Each journey yielded its own special moments. In 2006, for instance, I worked with a group of media producers to make a series of short films. I remember their hunger to tell their stories, and their excitement about sharing their work with a wider audience. Over the years, as I returned to Kabul, I met several young filmmakers who worked at full-time jobs, and spent their free hours making short films or documentaries with whatever resources they could gather together. Such instances helped me realise how many ways there were to see the city, and the many stories it contained. It also revealed the resourcefulness of Kabul’s creative community, and their commitment to their work, despite facing daunting odds.
Told from the perspective of a woman walking through Kabul, what are the different aspects of the city that you particularly want to share with readers?
The perspective of the book is one of intimacy and each of the chapters explores different spaces, and different themes. One of the sections I particularly enjoyed writing was about wandering through the city’s bookshops and also venturing into its public library, and seeing the old manuscripts that link Kabul to its literary history. [One of the anecdotes in the book is about the bookseller behind The Bookseller of Kabul, who sued Åsne Seierstad for her portrayal of him and then published the rebuttal which he displays proudly in his shop window.]
What was it like making films in a country where even cinema halls have been damaged?

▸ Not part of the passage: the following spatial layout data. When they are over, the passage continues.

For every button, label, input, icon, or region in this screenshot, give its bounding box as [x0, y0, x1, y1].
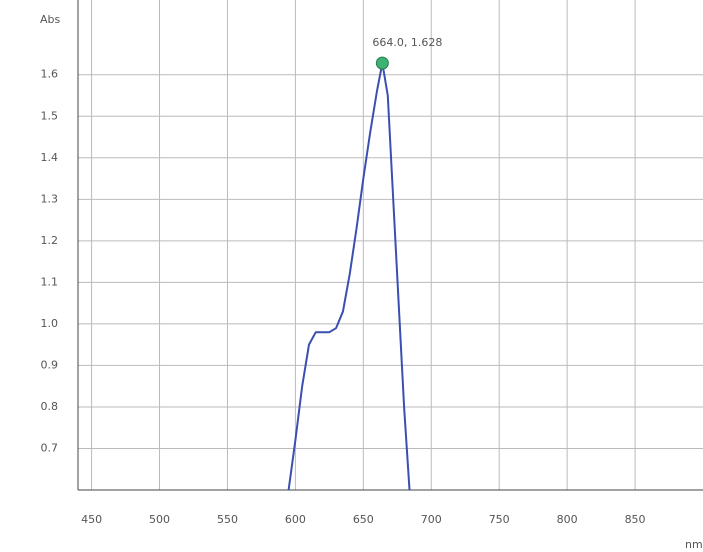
y-tick-label: 1.4: [41, 151, 59, 164]
spectrum-line: [287, 62, 411, 491]
y-tick-label: 1.6: [41, 68, 59, 81]
peak-marker: [375, 56, 389, 70]
y-tick-label: 1.3: [41, 192, 59, 205]
y-tick-label: 0.8: [41, 400, 59, 413]
x-tick-label: 600: [285, 513, 306, 526]
x-tick-label: 550: [217, 513, 238, 526]
x-tick-label: 500: [149, 513, 170, 526]
x-tick-label: 450: [81, 513, 102, 526]
x-tick-label: 850: [625, 513, 646, 526]
y-axis-label: Abs: [40, 13, 61, 26]
peak-label: 664.0, 1.628: [372, 36, 442, 49]
y-tick-label: 1.2: [41, 234, 59, 247]
x-tick-label: 750: [489, 513, 510, 526]
x-axis-label: nm: [685, 538, 703, 551]
y-tick-label: 0.9: [41, 358, 59, 371]
y-tick-label: 1.0: [41, 317, 59, 330]
x-tick-label: 650: [353, 513, 374, 526]
x-tick-label: 800: [557, 513, 578, 526]
y-tick-label: 1.1: [41, 275, 59, 288]
y-tick-label: 0.7: [41, 441, 59, 454]
x-tick-label: 700: [421, 513, 442, 526]
y-tick-label: 1.5: [41, 109, 59, 122]
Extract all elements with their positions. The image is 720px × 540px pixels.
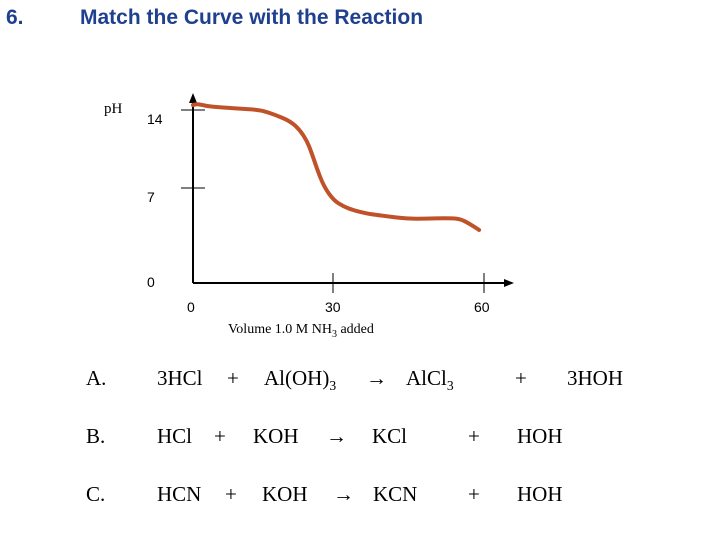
y-tick-label-14: 14 <box>147 111 163 127</box>
x-tick-label-0: 0 <box>187 299 195 315</box>
reaction-arrow: → <box>333 482 354 506</box>
plus-sign: + <box>468 424 480 448</box>
reactant-2: Al(OH)3 <box>264 366 337 393</box>
product-2: HOH <box>517 424 563 448</box>
y-axis-label: pH <box>104 101 123 117</box>
plus-sign: + <box>227 366 239 390</box>
y-tick-label-0: 0 <box>147 274 155 290</box>
reaction-arrow: → <box>366 366 387 390</box>
reactant-1: HCN <box>157 482 202 506</box>
titration-curve <box>191 102 482 232</box>
plus-sign: + <box>214 424 226 448</box>
reaction-arrow: → <box>326 424 347 448</box>
x-tick-label-30: 30 <box>325 299 341 315</box>
y-tick-label-7: 7 <box>147 189 155 205</box>
choice-letter: B. <box>86 424 106 448</box>
product-2: 3HOH <box>567 366 623 390</box>
x-tick-label-60: 60 <box>474 299 490 315</box>
x-axis-label: Volume 1.0 M NH3 added <box>228 322 374 340</box>
x-axis-arrow-icon <box>504 279 514 287</box>
question-number: 6. <box>6 6 24 29</box>
y-axis-arrow-icon <box>189 93 197 103</box>
reactant-2: KOH <box>262 482 308 506</box>
product-1: KCl <box>372 424 408 448</box>
reactant-2: KOH <box>253 424 299 448</box>
plus-sign: + <box>225 482 237 506</box>
question-title: Match the Curve with the Reaction <box>80 6 424 29</box>
choice-a: A. 3HCl + Al(OH)3 → AlCl3 + 3HOH <box>0 366 720 396</box>
titration-chart: pH 14 7 0 0 30 60 Volume 1.0 M NH3 added <box>104 93 514 340</box>
reactant-1: 3HCl <box>157 366 203 390</box>
choice-letter: A. <box>86 366 107 390</box>
product-2: HOH <box>517 482 563 506</box>
product-1: AlCl3 <box>406 366 454 393</box>
choice-letter: C. <box>86 482 106 506</box>
choice-c: C. HCN + KOH → KCN + HOH <box>0 482 720 512</box>
plus-sign: + <box>468 482 480 506</box>
product-1: KCN <box>373 482 418 506</box>
reactant-1: HCl <box>157 424 193 448</box>
plus-sign: + <box>515 366 527 390</box>
choice-b: B. HCl + KOH → KCl + HOH <box>0 424 720 454</box>
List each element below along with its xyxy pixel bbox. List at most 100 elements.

Even though there are few cinema halls in the city, films are a big part of life in Kabul. There were CDs and DVDs sold widely across the city, and images of Bollywood stars were displayed on beauty salons and gyms. Over time, I realised that there was a range of films being produced in Kabul. These included popular fare, as well as more experimental work by young filmmakers – many of whom had grown up as part of refugee communities abroad, and had returned to a city they did not know well, but considered home. They explored the city by making films there.
In your research, what were the trends or startling realities you found about love and marriage in Kabul?

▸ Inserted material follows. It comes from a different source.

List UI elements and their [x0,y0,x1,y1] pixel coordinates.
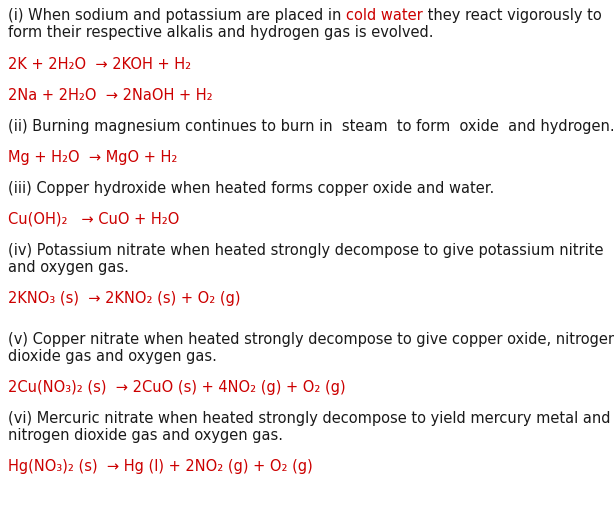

It was interesting to see the codes and secret signs through which love and romance played out in Kabul – some of which seemed quite familiar, similar to what I had seen in India. Also like in India, wedding celebrations in Kabul tended to be quite lavish, with large numbers of guests invited to the festivities. After 2001, a number of wedding halls sprang up across the city to host these celebrations. These venues were very opulent and expensive. Often people ended up taking large loans and going into debt to be able to pay for these ceremonies.
How would you compare Kabul with other Asian cities you have lived in or visited?
I don’t think this is a comparison I could make, as Kabul has faced a very different history from other places I have lived in. However, I did find a feeling of ease and welcome there as an Indian, thanks to our shared cultural connections.
Since you were told never to walk in Kabul, was it intimidating for you, especially as a woman?
There was a constant awareness that things can change very quickly – that a situation can escalate from normalcy to insecurity quite rapidly. But within this reality, I found that people tried to continue with their lives and their work as far as possible. I was fortunate in having people around me who always looked out for me, and guided my steps.